Es gibt aber natürlich auch einen massiven Vorteil von Geflechtschnur. Gerade deshalb weil die Schnur so weich ist, lässt sich ein Köder damit sehr natürlich präsentieren. Die Waller- und Karpfenangler nutzen daher oft sogenannte Kombi-Rigs. Der Köder an sich (z.B. Boilie, Köderfisch) wird an einer Geflechtschnur angeboten um eine möglichst natürliche Köderpräsentation zu erreichen - direkt darauf folgt dann aber ein steifes Vorfachmaterial um alle "Nachteile" der Geflechtschnur direkt wieder auszugleichen. So lässt sich "das beste aus beiden Welten" vereinen und man hat an jeder Stelle des Vorfachs genau das richtige Material im Einsatz. Nicht dumm, oder? 

kombirig

 

Hakentypen

Wenn es um das selberbinden von Haken geht, gibt es zwei Kategorien in die man Haken einordnen kann: Öhrhaken und Plättchenhaken. Diese zwei grundsätzlichen Typen gibt es dann in allen nur vorstellbaren Formen und Ausführungen. mit gerader und geschränkter Spitze die dann noch in chemisch und mechanisch geschärfte Spitzen unterschieden werden können, oder lang- und kurzschenklig, vernickelt, vergoldet, brüniert, aus Edelstahl und so weiter. Für uns ist aber erstmal wichtig ob wir es mit Plättchen- oder Öhrhaken zu tun haben - denn daran entscheidet sich wie die Haken angebunden werden. 

haken binden02

 

Der richtige Knoten

Der Knoten ist das schwächste Glied in unserer Montage und damit auch das A und O einer sicheren Verbindung.

Welchen Knoten man nun verwendet ist abhängig davon was man anknoten möchte und mit welchen Schnurstärken wir es zu tun haben.

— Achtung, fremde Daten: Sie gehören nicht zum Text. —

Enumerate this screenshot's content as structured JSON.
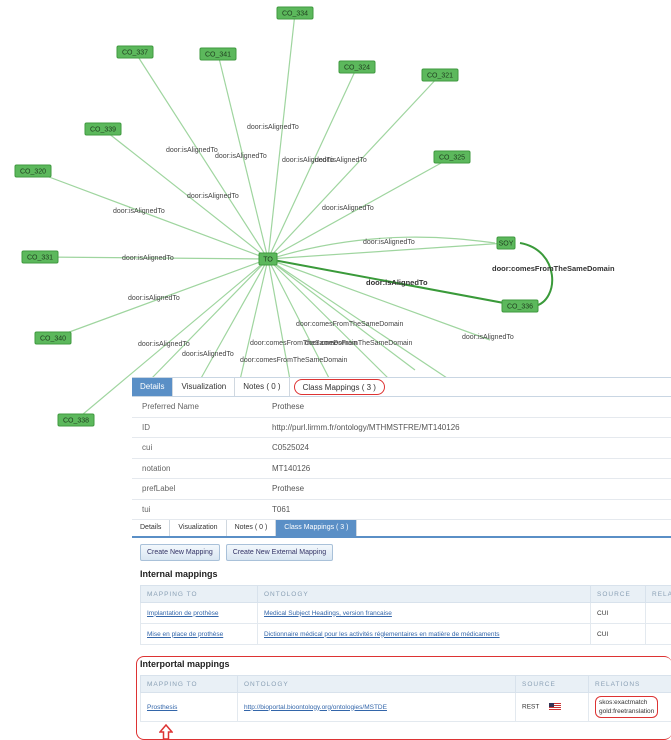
{
  "graph": {
    "center": "TO",
    "nodes": [
      "CO_334",
      "CO_337",
      "CO_341",
      "CO_324",
      "CO_321",
      "CO_339",
      "CO_325",
      "CO_320",
      "CO_331",
      "CO_340",
      "CO_338",
      "SOY",
      "CO_336"
    ],
    "edge_label": "door:isAlignedTo",
    "edge_label_bold": "door:isAlignedTo",
    "domain_label": "door:comesFromTheSameDomain",
    "domain_label_b": "door:comesFromTheSameDomain"
  },
  "panel1": {
    "tabs": [
      "Details",
      "Visualization",
      "Notes ( 0 )",
      "Class Mappings ( 3 )"
    ],
    "rows": [
      {
        "key": "Preferred Name",
        "value": "Prothese"
      },
      {
        "key": "ID",
        "value": "http://purl.lirmm.fr/ontology/MTHMSTFRE/MT140126"
      },
      {
        "key": "cui",
        "value": "C0525024"
      },
      {
        "key": "notation",
        "value": "MT140126"
      },
      {
        "key": "prefLabel",
        "value": "Prothese"
      },
      {
        "key": "tui",
        "value": "T061"
      }
    ]
  },
  "panel2": {
    "tabs": [
      "Details",
      "Visualization",
      "Notes ( 0 )",
      "Class Mappings ( 3 )"
    ],
    "buttons": [
      "Create New Mapping",
      "Create New External Mapping"
    ],
    "internal_title": "Internal mappings",
    "internal_headers": [
      "MAPPING TO",
      "ONTOLOGY",
      "SOURCE",
      "RELA"
    ],
    "internal_rows": [
      {
        "to": "Implantation de prothèse",
        "ontology": "Medical Subject Headings, version francaise",
        "source": "CUI"
      },
      {
        "to": "Mise en place de prothèse",
        "ontology": "Dictionnaire médical pour les activités réglementaires en matière de médicaments",
        "source": "CUI"
      }
    ],
    "interportal_title": "Interportal mappings",
    "interportal_headers": [
      "MAPPING TO",
      "ONTOLOGY",
      "SOURCE",
      "RELATIONS"
    ],
    "interportal_row": {
      "to": "Prosthesis",
      "ontology": "http://bioportal.bioontology.org/ontologies/MSTDE",
      "source": "REST",
      "relation1": "skos:exactmatch",
      "relation2": "gold:freetranslation"
    }
  },
  "colors": {
    "node": "#5cb85c",
    "tab_active": "#5a8fc6",
    "highlight": "#d33333"
  }
}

Hier mal eine kleine Übersicht welchen Knoten ich bei welchem Einsatzzweck verwende:

Verwendungszweck

Schnurstärke

Knoten

Wirbel an die Hauptschnur knoten

Bis 0,45 mm

Verbesserter Clinchknoten
Doppelt geschlaufter Clinchknoten

 

Ab 0,45 mm

Uniknoten
Palomarknoten

Öhrhaken an ein Vorfach knoten

Bis 0,45 mm

Verbesserter Clinchknoten
Doppelt geschlaufter Clinchknoten
George-Harvey-Knoten

 

Ab 0,45 mm

Uniknoten

Plättchenhaken an ein Vorfach knoten

Egal! (nur nicht zu dick!)

Plättchenknoten

2 Schnüre miteinander verbinden

Gleicher Durchmesser

Doppelter Uniknoten
Blutknoten

 

Ungleicher Durchmesser

Schlagschnurknoten
Albright-Knoten

Schlaufe ans Vorfach binden

Bis 0,45 mm Doppelte Achterschlaufe

 

Ab 0,45 mm

Einfache Achterschlaufe

 

 

Anbinden eines Öhrhakens

Nachdem ich mich dazu entschieden habe, an mein Vorfachmaterial einen Öhrhaken zu binden (Ziel meistens Raubfischsystem, Meeresangeln, Karpfenfischen) kann die "Fummelei" losgehen. Vorweg noch kurz ein Wort zur Geduld: Wer glaubt, er sei geschickt genug, sich an einem 8er Karpfenhaken sich versuchen zu müssen, der lasse sich nicht aufhalten ;-) . Wer anfangen will mit ausprobieren, sollte vielleicht zunächst einen größeren Meereshaken (Gr. 3/0) und 0,30 mm Schnur heranschaffen... Das Prinzip ist immer das selbe. Ich beschreibe übrigens die Technik als Rechtshänder. Linkshänder möchte ich bitten, das ganze dann umzukehren.

Der doppelte Clinchknoten

  • Den Haken in die linke Hand nehmen, Das Öhr zeigt dabei nach rechts
  • Die Schnur nun 2 mal durch das Öhr führen, so dass eine große doppelte Schlaufe entsteht
  • Diese Schlaufe mit Zeigefinger und Daumen fixieren
  • Das kurze Ende der Schnur wickelt man nun ca. 5 mal um das lange Ende der Schnur
  • Anschließend wird das kurze Ende wieder durch die Doppelschlaufe geführt
  • Nun kurz die Schnur befeuchten
  • Knoten langsam und unter gleichmäßigem Zug zusammenziehen

Der Uniknoten

  • Den Haken in die linke Hand nehmen, das Öhr zeigt dabei nach rechts
  • Die Schnur wird nun durch das Öhr geführt und ca. 15 cm an das lange Ende angelegt.
  • Beide Schnüre ca. 5 cm vor dem Öhr festhalten
  • Kurzes Ende nach unten führen und über beide Stränge legen
  • Nun bber beide Stränge nach oben wickeln (ca. 5 Windungen)
  • Knoten befeuchten und gleichmäßig zuziehen
  • Knoten abschließend ganz an das Öhr heranschieben

 

Plättchenknoten mit einem Hakenbinder anbinden

Das Anbinden der Plättchenhaken schreckt viele Angler etwas ab. Es ist aber, dank Hakenbindegeräten, eigentlich gar nicht schwer - es erfordert lediglich eine gewisse Übung. Selbstverständlich muß man auch wissen, wie man einen Hakenbinder richtig benutzt.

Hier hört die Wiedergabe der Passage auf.